[Met Performance] CID:70240
Le Prophète {59} Metropolitan Opera House: 12/2/1918.

(Review)


Metropolitan Opera House
December 2, 1918


LE PROPHÈTE {59}

Jean of Leyden..........Enrico Caruso
Berthe..................Claudia Muzio
Fidès...................Louise Homer
Zacharie................José Mardones
Jonas...................Rafaelo Díaz
Mathisen................Carl Schlegel
Count Oberthal..........Léon Rothier
Peasant.................Pietro Audisio
Anabaptist..............Paolo Ananian
Officer.................Albert Reiss
Citizen.................Mario Laurenti
Captain.................Pompilio Malatesta
Choirboy................Mary Mellish
Choirboy................Cecil Arden
Choirboy................Marie Tiffany
Choirboy................Veni Warwick
Dance...................Rosina Galli
Dance...................Giuseppe Bonfiglio

Conductor...............Artur Bodanzky

Review of Max Smith in the American

Meyerbeer's Opera 'Le Prophete' at Metropolitan

The Monday subscribers of the Metropolitan Opera Company had last night their first opportunity of hearing an opera under the direction of Artur Bodanzky. The opera was Meyerbeer's "Le Prophete," as carved down to fashionable dimensions by that most expert of operatic surgeons. Obesity is not a la mode in this day and generation, and it cannot be denied that in his original estate the Prophet was weighed down with a great deal of superfluous fat. It is regrettable, however, that in plying his nimble knife Doctor Bodanzky penetrated here and there into vital organs.

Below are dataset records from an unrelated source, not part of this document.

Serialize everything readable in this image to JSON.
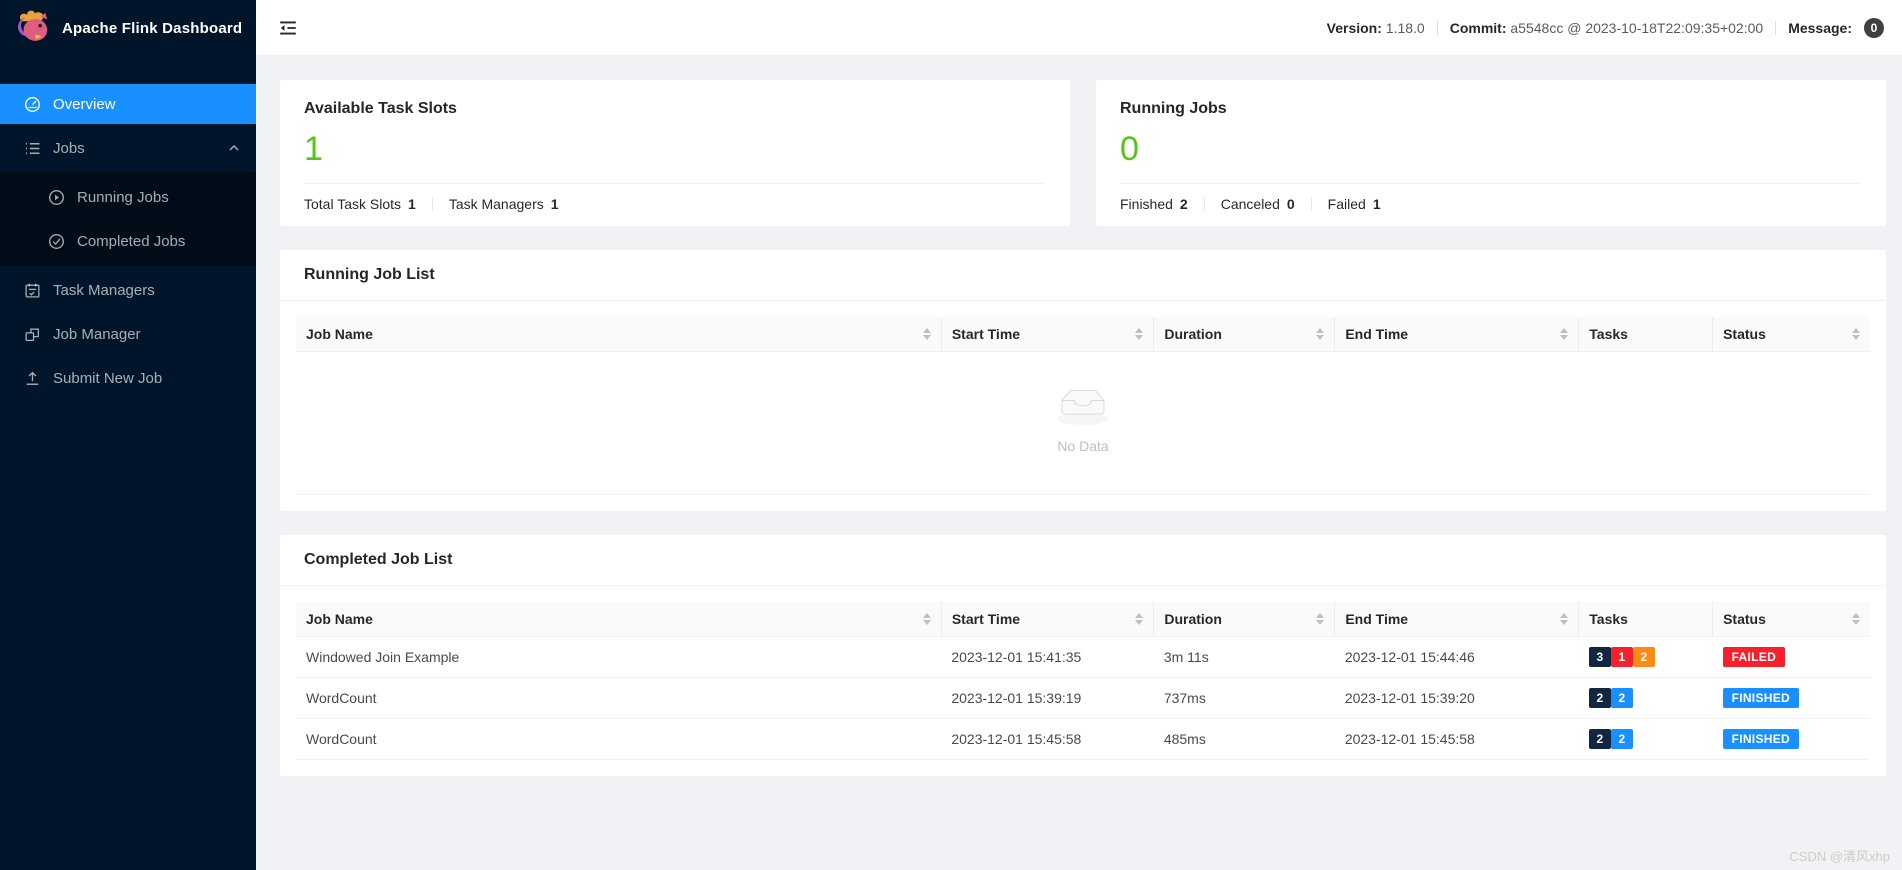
{
  "app": {
    "title": "Apache Flink Dashboard"
  },
  "header": {
    "version_label": "Version:",
    "version": "1.18.0",
    "commit_label": "Commit:",
    "commit": "a5548cc @ 2023-10-18T22:09:35+02:00",
    "message_label": "Message:",
    "message_count": "0"
  },
  "sidebar": {
    "items": [
      {
        "label": "Overview",
        "icon": "dashboard-icon",
        "active": true
      },
      {
        "label": "Jobs",
        "icon": "list-icon",
        "expanded": true
      },
      {
        "label": "Running Jobs",
        "icon": "play-circle-icon"
      },
      {
        "label": "Completed Jobs",
        "icon": "check-circle-icon"
      },
      {
        "label": "Task Managers",
        "icon": "schedule-icon"
      },
      {
        "label": "Job Manager",
        "icon": "deployment-icon"
      },
      {
        "label": "Submit New Job",
        "icon": "upload-icon"
      }
    ]
  },
  "stats": [
    {
      "title": "Available Task Slots",
      "value": "1",
      "footer": [
        {
          "label": "Total Task Slots",
          "value": "1"
        },
        {
          "label": "Task Managers",
          "value": "1"
        }
      ]
    },
    {
      "title": "Running Jobs",
      "value": "0",
      "footer": [
        {
          "label": "Finished",
          "value": "2"
        },
        {
          "label": "Canceled",
          "value": "0"
        },
        {
          "label": "Failed",
          "value": "1"
        }
      ]
    }
  ],
  "running_jobs": {
    "title": "Running Job List",
    "columns": [
      {
        "label": "Job Name",
        "sortable": true
      },
      {
        "label": "Start Time",
        "sortable": true
      },
      {
        "label": "Duration",
        "sortable": true
      },
      {
        "label": "End Time",
        "sortable": true
      },
      {
        "label": "Tasks",
        "sortable": false
      },
      {
        "label": "Status",
        "sortable": true
      }
    ],
    "empty_text": "No Data"
  },
  "completed_jobs": {
    "title": "Completed Job List",
    "columns": [
      {
        "label": "Job Name",
        "sortable": true
      },
      {
        "label": "Start Time",
        "sortable": true
      },
      {
        "label": "Duration",
        "sortable": true
      },
      {
        "label": "End Time",
        "sortable": true
      },
      {
        "label": "Tasks",
        "sortable": false
      },
      {
        "label": "Status",
        "sortable": true
      }
    ],
    "rows": [
      {
        "job_name": "Windowed Join Example",
        "start_time": "2023-12-01 15:41:35",
        "duration": "3m 11s",
        "end_time": "2023-12-01 15:44:46",
        "tasks": [
          {
            "count": "3",
            "color": "#112641"
          },
          {
            "count": "1",
            "color": "#f5222d"
          },
          {
            "count": "2",
            "color": "#fa8c16"
          }
        ],
        "status": {
          "label": "FAILED",
          "color": "#f5222d"
        }
      },
      {
        "job_name": "WordCount",
        "start_time": "2023-12-01 15:39:19",
        "duration": "737ms",
        "end_time": "2023-12-01 15:39:20",
        "tasks": [
          {
            "count": "2",
            "color": "#112641"
          },
          {
            "count": "2",
            "color": "#1890ff"
          }
        ],
        "status": {
          "label": "FINISHED",
          "color": "#1890ff"
        }
      },
      {
        "job_name": "WordCount",
        "start_time": "2023-12-01 15:45:58",
        "duration": "485ms",
        "end_time": "2023-12-01 15:45:58",
        "tasks": [
          {
            "count": "2",
            "color": "#112641"
          },
          {
            "count": "2",
            "color": "#1890ff"
          }
        ],
        "status": {
          "label": "FINISHED",
          "color": "#1890ff"
        }
      }
    ]
  },
  "watermark": "CSDN @清风xhp",
  "colors": {
    "accent": "#1890ff",
    "success_green": "#52c41a",
    "failed_red": "#f5222d",
    "canceled_orange": "#fa8c16",
    "total_navy": "#112641",
    "sidebar_bg": "#001529",
    "submenu_bg": "#000c17"
  }
}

Excellent wielders of the baton are rare in these days, far rarer, even, than good singers. That is why Artur Bodanzky was the "star" of last night's performance, in spite of the fact that the cast included two such luminaries as Enrico Caruso and Louise Homer. Say what you may, it is extremely important that one of real municipal authority should stand at the helm for without the sure hand of a leader capable of preserving law and order in the musical family the efforts of individual members go largely to waste.

It is true that many opera-goers underestimate the importance of the man at the baton. That is the result, however, of their inability to diagnose correctly the source of their own pleasure or pain. The average amateur knows full well whether a performance is good, bad or indifferent. But he often fails to discern the fundamental cause for the merits or shortcomings. He will realize that this or that performance was more effective, or less effective, today than on some other occasion. Yet it may never occur to him that the individual artist was not responsible . He may never think of ascribing the improvement or deterioration to the man on the conductor's stand who has it in his power to make or mar the singers on the stage.

There was some exceptionally fine singing in the last night's presentation - singing of the sort that one hears only at intervals in the Metropolitan. In fact, both Enrico Caruso and Louise Homer, as Jean and Fides, respectively, surpassed their previous achievements in the same opera. The big tenor was in remarkably good form, and his distinguished contralto associate surprised many of her most ardent admirers with the dramatic potency and sheer brilliancy of her vocal achievements. It was encouraging to note, too, a decided improve- ment in Claudia Muzio, who impersonated Bertha. Nor should José Mardones and Carl Schlegel be overlooked. Both lived up to the best traditions in the roles of Zacharia and Malthusen.

But, when all is said, what would these artists have accomplished without the support of Bodanzky's compelling, yet flexible, leadership?

Some unexpected fun in the skating ballet provoked considerable mirth. Accidents will happen in the best regulated companies.